La même chose que la Corse. C’est, en substance, la demande exprimée par le président de la Région Bretagne, Loïg Chesnais-Girard, suite aux déclarations d’Emmanuel Macron brisant le tabou de l’autonomie. Avec, à l’appui, un rapport transpartisan, cosigné par l’ensemble des groupes du conseil régional, à l’exception du Rassemblement national, remis jeudi à la Première ministre. « En Bretagne, on a presque une unanimité », se réjouit Paul Molac, pilier de l’équipe « régionaliste » de Loïg Chesnais-Girard au conseil régional (au même titre que Christian Troadec, fondateur des Vieilles Charrues et acteur du mouvement des bonnets rouges).
Mais de quelle autonomie parle-t-on ? Pour Loïg Chesnais-Girard, il s’agit de « décider au plus proche du terrain, pour plus d’efficacité » sur un plus grand nombre de sujets. Le tout « dans un état d’esprit de confiance réciproque entre, d’un côté, le gouvernement et les parlementaires, et, de l’autre, les collectivités locales ». Présidente du groupe Droite, centre et régionalistes au conseil régional, Isabelle Le Callennec est sur une ligne proche, préconisant de « cultiver la proximité » pour « faire plus efficace et plus lisible pour les citoyens ».
Un peu tiède pour la plateforme Bretagne majeure, qui regroupe une vingtaine d’associations régionales.
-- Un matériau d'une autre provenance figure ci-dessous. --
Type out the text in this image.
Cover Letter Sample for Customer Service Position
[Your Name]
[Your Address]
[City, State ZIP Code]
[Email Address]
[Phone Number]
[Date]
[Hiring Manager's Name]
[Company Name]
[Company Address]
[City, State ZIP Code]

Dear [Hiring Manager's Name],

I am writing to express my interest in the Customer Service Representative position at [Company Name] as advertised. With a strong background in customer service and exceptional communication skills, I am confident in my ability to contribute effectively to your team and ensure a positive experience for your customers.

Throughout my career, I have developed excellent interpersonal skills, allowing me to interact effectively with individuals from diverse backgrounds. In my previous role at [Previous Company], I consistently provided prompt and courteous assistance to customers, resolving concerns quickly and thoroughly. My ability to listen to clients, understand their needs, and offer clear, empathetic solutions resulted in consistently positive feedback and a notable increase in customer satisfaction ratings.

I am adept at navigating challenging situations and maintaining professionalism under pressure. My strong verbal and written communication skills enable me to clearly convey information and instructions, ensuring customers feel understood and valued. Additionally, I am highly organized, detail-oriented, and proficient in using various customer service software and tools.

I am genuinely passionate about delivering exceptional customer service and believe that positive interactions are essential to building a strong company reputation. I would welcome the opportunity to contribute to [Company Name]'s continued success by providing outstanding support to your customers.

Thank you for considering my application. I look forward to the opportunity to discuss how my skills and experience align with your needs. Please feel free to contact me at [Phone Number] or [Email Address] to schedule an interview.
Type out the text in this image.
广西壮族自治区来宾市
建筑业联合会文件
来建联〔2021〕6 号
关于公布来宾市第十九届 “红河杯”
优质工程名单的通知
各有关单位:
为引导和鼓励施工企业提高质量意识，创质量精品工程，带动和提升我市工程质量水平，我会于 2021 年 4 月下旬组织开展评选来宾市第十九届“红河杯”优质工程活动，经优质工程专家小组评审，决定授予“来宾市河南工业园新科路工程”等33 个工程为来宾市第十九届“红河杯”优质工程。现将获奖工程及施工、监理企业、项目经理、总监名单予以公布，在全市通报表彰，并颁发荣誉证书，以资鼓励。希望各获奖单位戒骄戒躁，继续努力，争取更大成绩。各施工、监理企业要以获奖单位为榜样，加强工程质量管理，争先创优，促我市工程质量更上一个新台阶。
Rappelant « l’immense espoir que le vœu voté à une large majorité par l’hémicycle régional, en avril 2022, avait suscité », elle regrette que la démarche se traduise par « une politique des petits pas ». L’un des points de faiblesse étant, à son sens, l’absence du terme « peuple breton » dans le document transmis à Élisabeth Borne.
« Stratégie de seconde ligne »
Loïg Chesnais-Girard « tente, en réalité, de faire oublier son inaction et son manque d’ambition sur la question », accuse Joannic Martin, vice-président du Parti breton (1,6 % des voix aux dernières élections régionales). « Les nationalistes corses ont prouvé que seul le rapport de force politique avec l’État permet d’obtenir de réelles avancées. La stratégie de seconde ligne de Loïg Chesnais-Girard ne fera que maintenir les Bretons dans l’espoir mais n’aboutira à aucune réalisation concrète », redoute-t-il.
À l’inverse, l’autonomie façon Loïg Chesnais-Girard inquiète le président du conseil départemental du Finistère, Maël de Calan. « La Bretagne ne doit pas suivre le même chemin que la Corse. Oui à la décentralisation et au pouvoir local, non à l’autonomie », a-t-il tweeté dès vendredi, estimant que « c’est un projet politique qui coupe progressivement les liens avec la République ».
Une argumentation développée dans une tribune, à laquelle s’associe le président du conseil départemental du Morbihan, David Lappartient. Montée au créneau qui n’est, probablement, que la préfiguration des affrontements à venir entre ces deux figures de la droite et Loïg Chesnais-Girard. Sur ce sujet comme sur d’autres.
Autonomie de la Corse : un horizon encore flou
Il est encore difficile de décrire précisément à quoi pourrait ressembler l’autonomie promise par Emmanuel Macron à la Corse. Concrètement, le président de la République a donné six mois aux groupes politiques pour arriver à un accord avec le gouvernement, menant à un texte constitutionnel permettant de modifier le statut de l’île.
Les nationalistes corses souhaitent que, dans tous les domaines sauf le régalien, le pouvoir législatif soit confié à l’Assemblée de Corse (ils y occupent les trois-quarts des sièges). Leurs autres demandes ? Un statut de résident, la co-officialité de la langue corse et l’inscription de la notion de peuple corse dans la Constitution. L’opposition minoritaire de droite plaide, de son côté, pour un simple « pouvoir d’adaptation » des lois françaises aux spécificités corses. Les deux forces politiques vont maintenant devoir se mettre d’accord, sachant qu’Emmanuel Macron aura besoin d’une majorité des trois cinquièmes au Parlement (et donc des Républicains) pour réviser la Constitution.